Business & Lobbying

Joe Lieberman joins law firm in New York

Former Sen. Joe Lieberman (I-Conn.) is heading to a national law firm.

Lieberman will be senior counsel for Kasowitz Benson Torres & Friedman. The former four-term senator from Connecticut will based in the firm’s New York office and will focus on investigations and helping clients on “a wide range of public policy, strategic and regulatory issues,” according to the firm.

The former 2000 Democratic vice presidential candidate will also help expand the firm’s international client work.
{mosads}“I am very happy to be joining Kasowitz Benson Torres & Friedman LLP and excited to return to my roots as a lawyer and counselor with the opportunity to use the independent investigative skills I learned as Attorney General and during many Senate investigations,” Lieberman said in a statement.

Lieberman added there was “a personal side” for him to join the firm. Marc Kasowitz, the firm’s founding and managing partner, volunteered on Lieberman’s first campaign in 1970, and the two have known each other for more than 40 years.

“This is a great day for the firm and for our clients, as there are few individuals whose integrity, character and judgment match that of Sen. Lieberman. His incredible breadth of knowledge and experience will be a powerful resource,” Kasowitz said.
The firm has several offices across the country, including in New York, Los Angeles, Houston, San Francisco and Miami.
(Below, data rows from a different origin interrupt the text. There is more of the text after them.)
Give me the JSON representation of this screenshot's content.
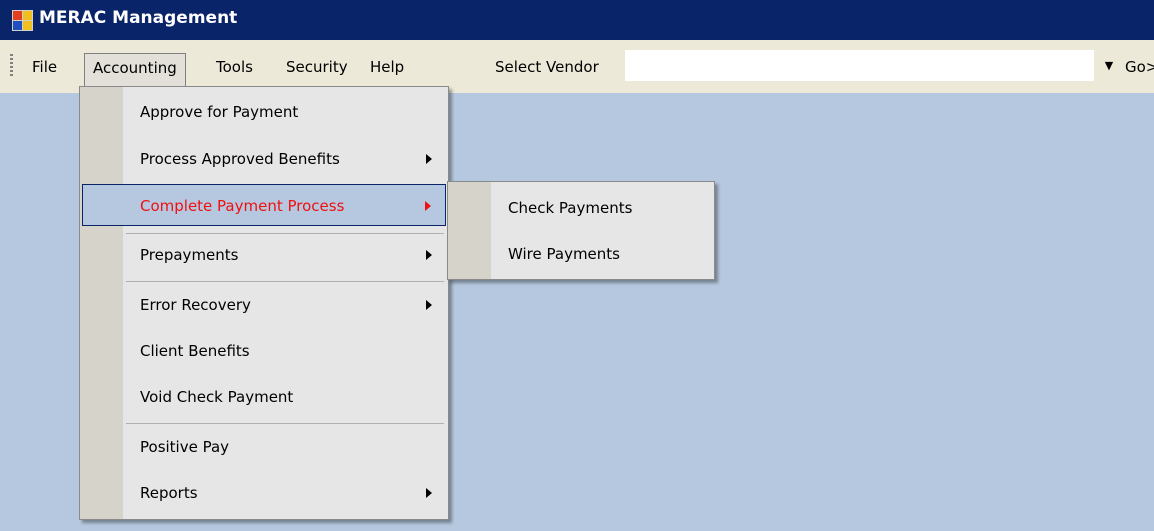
{
  "window": {
    "title": "MERAC Management",
    "icon": "app-window-icon"
  },
  "menubar": {
    "items": [
      "File",
      "Accounting",
      "Tools",
      "Security",
      "Help"
    ],
    "vendor_label": "Select Vendor",
    "vendor_value": "",
    "go_label": "Go>"
  },
  "accounting_menu": {
    "items": [
      {
        "label": "Approve for Payment",
        "submenu": false
      },
      {
        "label": "Process Approved Benefits",
        "submenu": true
      },
      {
        "label": "Complete Payment Process",
        "submenu": true,
        "highlighted": true
      },
      {
        "label": "Prepayments",
        "submenu": true
      },
      {
        "label": "Error Recovery",
        "submenu": true
      },
      {
        "label": "Client Benefits",
        "submenu": false
      },
      {
        "label": "Void Check Payment",
        "submenu": false
      },
      {
        "label": "Positive Pay",
        "submenu": false
      },
      {
        "label": "Reports",
        "submenu": true
      }
    ]
  },
  "complete_payment_submenu": {
    "items": [
      "Check Payments",
      "Wire Payments"
    ]
  },
  "colors": {
    "titlebar": "#0a246a",
    "desktop": "#b5c8df",
    "highlight_text": "#f01010"
  }
}
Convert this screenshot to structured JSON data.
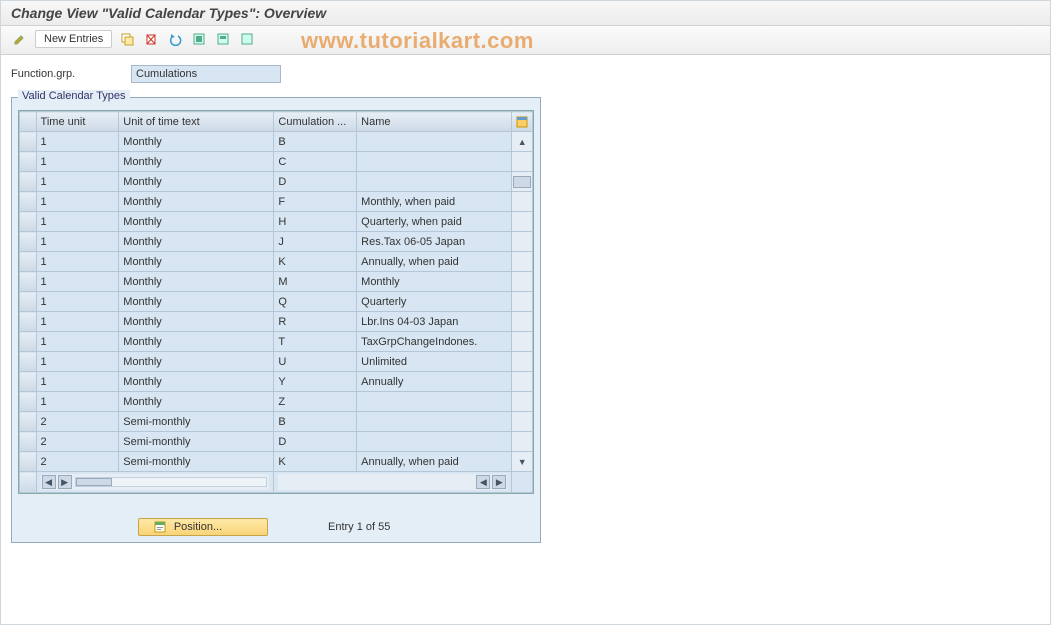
{
  "title": "Change View \"Valid Calendar Types\": Overview",
  "toolbar": {
    "new_entries": "New Entries"
  },
  "watermark": "www.tutorialkart.com",
  "field": {
    "label": "Function.grp.",
    "value": "Cumulations"
  },
  "groupbox_title": "Valid Calendar Types",
  "columns": {
    "time_unit": "Time unit",
    "unit_text": "Unit of time text",
    "cumulation": "Cumulation ...",
    "name": "Name"
  },
  "rows": [
    {
      "tu": "1",
      "ut": "Monthly",
      "cu": "B",
      "nm": ""
    },
    {
      "tu": "1",
      "ut": "Monthly",
      "cu": "C",
      "nm": ""
    },
    {
      "tu": "1",
      "ut": "Monthly",
      "cu": "D",
      "nm": ""
    },
    {
      "tu": "1",
      "ut": "Monthly",
      "cu": "F",
      "nm": "Monthly, when paid"
    },
    {
      "tu": "1",
      "ut": "Monthly",
      "cu": "H",
      "nm": "Quarterly, when paid"
    },
    {
      "tu": "1",
      "ut": "Monthly",
      "cu": "J",
      "nm": "Res.Tax 06-05  Japan"
    },
    {
      "tu": "1",
      "ut": "Monthly",
      "cu": "K",
      "nm": "Annually, when paid"
    },
    {
      "tu": "1",
      "ut": "Monthly",
      "cu": "M",
      "nm": "Monthly"
    },
    {
      "tu": "1",
      "ut": "Monthly",
      "cu": "Q",
      "nm": "Quarterly"
    },
    {
      "tu": "1",
      "ut": "Monthly",
      "cu": "R",
      "nm": "Lbr.Ins 04-03  Japan"
    },
    {
      "tu": "1",
      "ut": "Monthly",
      "cu": "T",
      "nm": "TaxGrpChangeIndones."
    },
    {
      "tu": "1",
      "ut": "Monthly",
      "cu": "U",
      "nm": "Unlimited"
    },
    {
      "tu": "1",
      "ut": "Monthly",
      "cu": "Y",
      "nm": "Annually"
    },
    {
      "tu": "1",
      "ut": "Monthly",
      "cu": "Z",
      "nm": ""
    },
    {
      "tu": "2",
      "ut": "Semi-monthly",
      "cu": "B",
      "nm": ""
    },
    {
      "tu": "2",
      "ut": "Semi-monthly",
      "cu": "D",
      "nm": ""
    },
    {
      "tu": "2",
      "ut": "Semi-monthly",
      "cu": "K",
      "nm": "Annually, when paid"
    }
  ],
  "footer": {
    "position": "Position...",
    "entry": "Entry 1 of 55"
  }
}
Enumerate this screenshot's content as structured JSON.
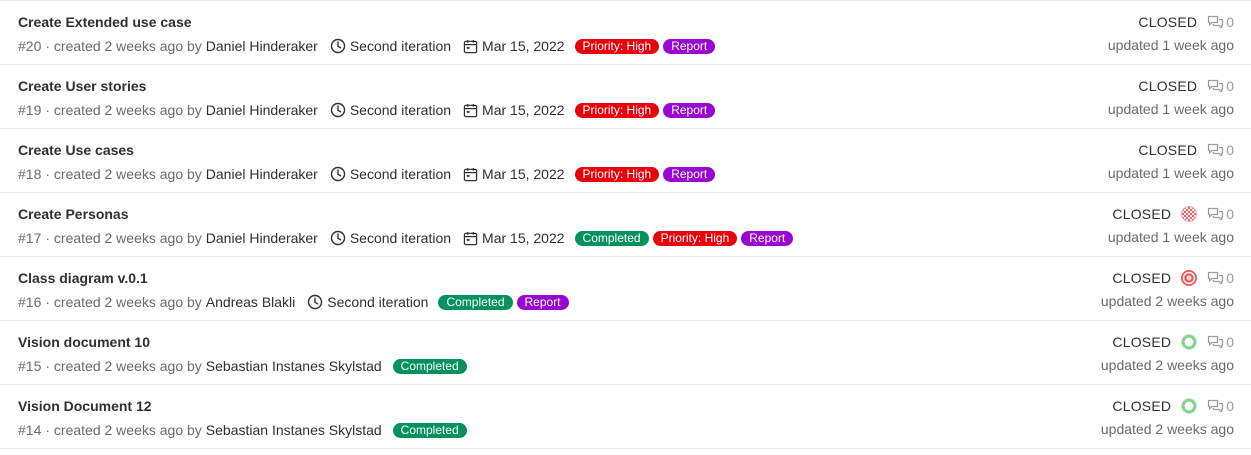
{
  "colors": {
    "priority_high": "#e9000b",
    "report": "#9a06d1",
    "completed": "#03925e"
  },
  "issues": [
    {
      "title": "Create Extended use case",
      "ref": "#20",
      "created": "· created 2 weeks ago by",
      "author": "Daniel Hinderaker",
      "milestone": "Second iteration",
      "due": "Mar 15, 2022",
      "labels": [
        {
          "text": "Priority: High",
          "color": "#e9000b"
        },
        {
          "text": "Report",
          "color": "#9a06d1"
        }
      ],
      "status": "CLOSED",
      "comments": "0",
      "updated": "updated 1 week ago",
      "avatar": "none"
    },
    {
      "title": "Create User stories",
      "ref": "#19",
      "created": "· created 2 weeks ago by",
      "author": "Daniel Hinderaker",
      "milestone": "Second iteration",
      "due": "Mar 15, 2022",
      "labels": [
        {
          "text": "Priority: High",
          "color": "#e9000b"
        },
        {
          "text": "Report",
          "color": "#9a06d1"
        }
      ],
      "status": "CLOSED",
      "comments": "0",
      "updated": "updated 1 week ago",
      "avatar": "none"
    },
    {
      "title": "Create Use cases",
      "ref": "#18",
      "created": "· created 2 weeks ago by",
      "author": "Daniel Hinderaker",
      "milestone": "Second iteration",
      "due": "Mar 15, 2022",
      "labels": [
        {
          "text": "Priority: High",
          "color": "#e9000b"
        },
        {
          "text": "Report",
          "color": "#9a06d1"
        }
      ],
      "status": "CLOSED",
      "comments": "0",
      "updated": "updated 1 week ago",
      "avatar": "none"
    },
    {
      "title": "Create Personas",
      "ref": "#17",
      "created": "· created 2 weeks ago by",
      "author": "Daniel Hinderaker",
      "milestone": "Second iteration",
      "due": "Mar 15, 2022",
      "labels": [
        {
          "text": "Completed",
          "color": "#03925e"
        },
        {
          "text": "Priority: High",
          "color": "#e9000b"
        },
        {
          "text": "Report",
          "color": "#9a06d1"
        }
      ],
      "status": "CLOSED",
      "comments": "0",
      "updated": "updated 1 week ago",
      "avatar": "checker-red"
    },
    {
      "title": "Class diagram v.0.1",
      "ref": "#16",
      "created": "· created 2 weeks ago by",
      "author": "Andreas Blakli",
      "milestone": "Second iteration",
      "due": "",
      "labels": [
        {
          "text": "Completed",
          "color": "#03925e"
        },
        {
          "text": "Report",
          "color": "#9a06d1"
        }
      ],
      "status": "CLOSED",
      "comments": "0",
      "updated": "updated 2 weeks ago",
      "avatar": "ring-red"
    },
    {
      "title": "Vision document 10",
      "ref": "#15",
      "created": "· created 2 weeks ago by",
      "author": "Sebastian Instanes Skylstad",
      "milestone": "",
      "due": "",
      "labels": [
        {
          "text": "Completed",
          "color": "#03925e"
        }
      ],
      "status": "CLOSED",
      "comments": "0",
      "updated": "updated 2 weeks ago",
      "avatar": "ring-green"
    },
    {
      "title": "Vision Document 12",
      "ref": "#14",
      "created": "· created 2 weeks ago by",
      "author": "Sebastian Instanes Skylstad",
      "milestone": "",
      "due": "",
      "labels": [
        {
          "text": "Completed",
          "color": "#03925e"
        }
      ],
      "status": "CLOSED",
      "comments": "0",
      "updated": "updated 2 weeks ago",
      "avatar": "ring-green"
    }
  ]
}
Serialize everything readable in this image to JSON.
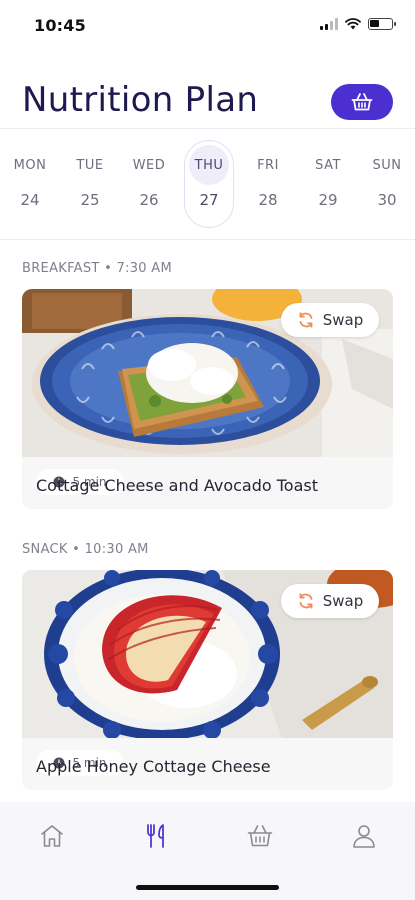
{
  "status": {
    "time": "10:45"
  },
  "header": {
    "title": "Nutrition Plan",
    "basket_icon": "basket-icon"
  },
  "week": [
    {
      "name": "MON",
      "date": "24",
      "selected": false
    },
    {
      "name": "TUE",
      "date": "25",
      "selected": false
    },
    {
      "name": "WED",
      "date": "26",
      "selected": false
    },
    {
      "name": "THU",
      "date": "27",
      "selected": true
    },
    {
      "name": "FRI",
      "date": "28",
      "selected": false
    },
    {
      "name": "SAT",
      "date": "29",
      "selected": false
    },
    {
      "name": "SUN",
      "date": "30",
      "selected": false
    }
  ],
  "meals": [
    {
      "label": "BREAKFAST • 7:30 AM",
      "title": "Cottage Cheese and Avocado Toast",
      "duration": "5 min",
      "swap_label": "Swap"
    },
    {
      "label": "SNACK • 10:30 AM",
      "title": "Apple Honey Cottage Cheese",
      "duration": "5 min",
      "swap_label": "Swap"
    }
  ],
  "tabs": [
    {
      "icon": "home-icon",
      "active": false
    },
    {
      "icon": "fork-knife-icon",
      "active": true
    },
    {
      "icon": "basket-icon",
      "active": false
    },
    {
      "icon": "profile-icon",
      "active": false
    }
  ],
  "colors": {
    "accent": "#4b2fd1",
    "title": "#1e1a4f",
    "swap_icon": "#f08c5a",
    "tab_inactive": "#8a8a96"
  }
}
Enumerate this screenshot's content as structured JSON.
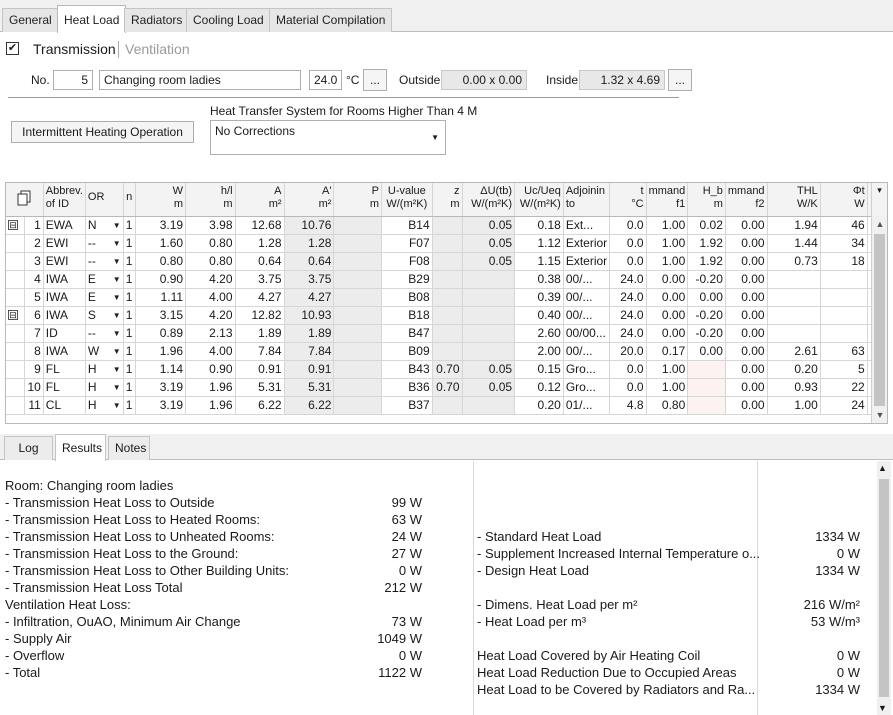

Lieberman, who decided not to run for reelection last year, was Al Gore’s running mate in the 2000 presidential election. He left the Democratic Party after losing a primary race and ran as an independent in his 2006 Senate race. He also endorsed Sen. John McCain (R-Ariz.) for president in 2008 and spoke at the Republican National Convention that year.

Off Capitol Hill, Lieberman has also joined the American Enterprise Institute, a conservative think tank, as co-chairman of the American Internationalism Project.

As a former senator, Lieberman will have to wait two years to lobby his former colleagues under ethics rules. But he has indicated that he doesn’t plan to do advocacy work.

“I don’t want to be in a position ever to be lobbying my former colleagues in Congress,” Lieberman told The Wall Street Journal.